Nos 200m borboleta, Leonardo de Deus e Luiz Altamir Melo passaram com sexto (1:55.50) e oitavo (1:55.80) melhores tempos para a final. Altamir Melo fez seu melhor tempo da carreira. Nos 200m livre, Manuella Lyrio conseguiu o oitavo melhor tempo com novo recorde sul-americano de 1:57.15, e a vaga na final, após a desclassificação da japonesa Shiari Rio, para tristeza da torcida.

Na eliminatória da prova mais tradicional da natação, os brasileiros tiveram ótimos desempenhos. Marcelo Chierighini fez 48.20 e Breno Correia 48.40, passando em quarto e oitavo melhor, respectivamente, para a semifinal dos 100m livre. 

Na estreia dos 800m livre no programa olímpico, Guilherme Costa fez 7:47:54 e também está na final. O nadador de 21 anos conhecido como Cachorrão, passou com a sétima melhor marca. 

Nos 200m peito, Caio Pumputis para a semifinal com 2:09.86 com 12º melhor tempo. a marca é seu personal best. Já Andreas Emmanuel de Queiroz Mickosz fez 2:11:69 e terminou em 29º lugar sua primeira participação olímpica.

Nos 200m borboleta, Maria Luiza Pessanha alcançou personal best e ficou em 20º lugar com 2:11.73, 25ª melhor marca da natação brasileira na distância. Os 24 melhores tempos pertencem a Joanna Maranhão.

Fernando Scheffer, medalhista de bronze de manhã, foi chamado novamente para a piscina. Breno Correia foi poupado das eliminatórias do revezamento 4x200m livre, causando apreensão, mas a tática deu certo. Com Murilo Sartori, João de Lucca e Luiz Altamir Melo e Fernando Scheffer o time se classificou para a final no talo do dedo: 7:09.00 foi três centésimos mais rápido que o tempo japonês que nadava na raia ao lado.
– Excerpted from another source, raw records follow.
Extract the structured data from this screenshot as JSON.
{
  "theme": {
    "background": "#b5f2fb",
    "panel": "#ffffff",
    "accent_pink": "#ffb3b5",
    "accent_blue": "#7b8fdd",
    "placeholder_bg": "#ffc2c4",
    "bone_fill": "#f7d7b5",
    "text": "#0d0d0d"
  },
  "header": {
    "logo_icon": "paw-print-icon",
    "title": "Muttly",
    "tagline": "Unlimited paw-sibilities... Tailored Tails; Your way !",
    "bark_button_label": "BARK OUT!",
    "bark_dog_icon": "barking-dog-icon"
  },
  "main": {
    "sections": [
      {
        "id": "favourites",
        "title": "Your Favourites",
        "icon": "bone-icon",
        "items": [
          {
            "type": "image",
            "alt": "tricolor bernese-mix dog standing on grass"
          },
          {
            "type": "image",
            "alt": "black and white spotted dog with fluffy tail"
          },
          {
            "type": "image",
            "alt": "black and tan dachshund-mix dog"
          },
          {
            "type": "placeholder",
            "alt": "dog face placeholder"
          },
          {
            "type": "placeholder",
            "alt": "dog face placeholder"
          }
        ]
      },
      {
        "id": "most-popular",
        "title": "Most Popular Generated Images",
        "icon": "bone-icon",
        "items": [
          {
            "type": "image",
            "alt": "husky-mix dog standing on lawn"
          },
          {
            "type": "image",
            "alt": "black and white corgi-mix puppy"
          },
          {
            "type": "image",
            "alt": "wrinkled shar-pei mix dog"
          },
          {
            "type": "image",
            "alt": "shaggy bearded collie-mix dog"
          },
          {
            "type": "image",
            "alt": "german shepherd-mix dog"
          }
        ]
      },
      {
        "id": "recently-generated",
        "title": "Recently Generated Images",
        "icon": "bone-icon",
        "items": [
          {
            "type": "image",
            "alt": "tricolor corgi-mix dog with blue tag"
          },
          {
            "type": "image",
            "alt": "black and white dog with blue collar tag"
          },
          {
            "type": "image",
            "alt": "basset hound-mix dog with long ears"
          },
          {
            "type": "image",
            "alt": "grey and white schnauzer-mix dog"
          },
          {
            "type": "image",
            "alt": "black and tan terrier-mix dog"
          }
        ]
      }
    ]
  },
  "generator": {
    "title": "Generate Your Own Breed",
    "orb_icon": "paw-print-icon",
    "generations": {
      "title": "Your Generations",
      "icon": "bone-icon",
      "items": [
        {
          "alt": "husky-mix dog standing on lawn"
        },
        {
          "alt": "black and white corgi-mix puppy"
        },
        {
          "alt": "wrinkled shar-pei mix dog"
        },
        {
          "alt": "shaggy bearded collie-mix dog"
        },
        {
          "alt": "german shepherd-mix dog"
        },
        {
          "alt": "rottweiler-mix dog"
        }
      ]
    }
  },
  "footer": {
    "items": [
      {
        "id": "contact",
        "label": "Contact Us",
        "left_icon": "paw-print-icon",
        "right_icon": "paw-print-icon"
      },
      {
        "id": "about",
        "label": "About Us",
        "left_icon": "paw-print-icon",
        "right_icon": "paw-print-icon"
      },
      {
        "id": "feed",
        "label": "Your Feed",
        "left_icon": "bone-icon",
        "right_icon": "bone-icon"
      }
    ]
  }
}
Futebol feminino embala, outros coletivos vencem mas basquete tem dura derrota
No complemento do futebol feminino, o Brasil finalmente desencantou e goleou a Zâmbia por 9 a 0 - repetindo o placar dos Países Baixos diante do time africano. Cristiane, Debinha, Formiga e Marta fizeram dois gols cada, enquanto Andressinha fechou o placar. O Brasil terminou a fase em segundo lugar e enfrenta na sexta-feira o Canadá pelas quartas de final.

No basquete masculino, um jogo disputadíssimo entre Brasil e Argentina, no qual a seleção nacional terminou o terceiro quarto com uma vantagem de 64 a 54, mas permitiu o empate no último minuto. O placar de 70 a 70 levou a uma prorrogação em que o time brasileiro entrou nervoso e acabou derrotado em 88 a 80. 

Já no handebol feminino, o Brasil passou novamente com dificuldade e sofreu o jogo inteiro, mas garantiu a segunda vitória diante da França, atual campeã europeia: 22 a 21. A liderança do grupo é da Noruega, que também tem 4 pontos e está a frente do Brasil pelo saldo de gols. 

Na segunda rodada do vôlei feminino, Brasil marcou nova vitória em sets diretos diante de República Dominicana, com placar de 25-16, 25-16 e 25-20.

No vôlei de praia, Evandro e Bruno Schmidt venceram o segundo jogo da fase eliminatória, diante dos iranianos Bahman Salemi e Arash Vakili. Ágatha e Duda também levaram a melhor em sua segunda partida, diante das finlandeses Taru Lahti-Liukkonen–Anniina Parkkinen, por 2 sets a 0, parciais de 21-11 e 21-15. As duplas praticamente encaminharam a classificação para a segunda rodada com os triunfos desta segunda.

No polo aquático masculino, o Brasil teve sua segunda vitória diante da África do Sul e volta à piscina na quinta-feira diante da Sérvia, atuais campeões da Liga Mundial. Com as duas vitórias, praticamente já se assegura nas quartas, mesmo que perca para as potências europeias do grupo, Sérvia, Itália e Hungria.

Em confronto caseiro, Calderano vence e vai às quartas
Na manhã de terça-feira, o cabeça 31 da competição Gustavo Tsuboi entrou em quadra com um grande desafio diante do alemão Dimitrij Ovtcharov. O 11º melhor do mundo e oitavo cabeça-de-chave estava estreando diretamente no torneio e começou com a corda toda, vencendo o primeiro e o segundo set com facilidades: 11-5 e 11-4. No terceiro, o brasileiro pareceu finalmente ter entrado no jogo e encontrado os pontos fracos do alemão, que desperdiçou uma vantagem de 7-1 mas ainda assim venceu a parcial por 12-10 para abrir 3 a 0. 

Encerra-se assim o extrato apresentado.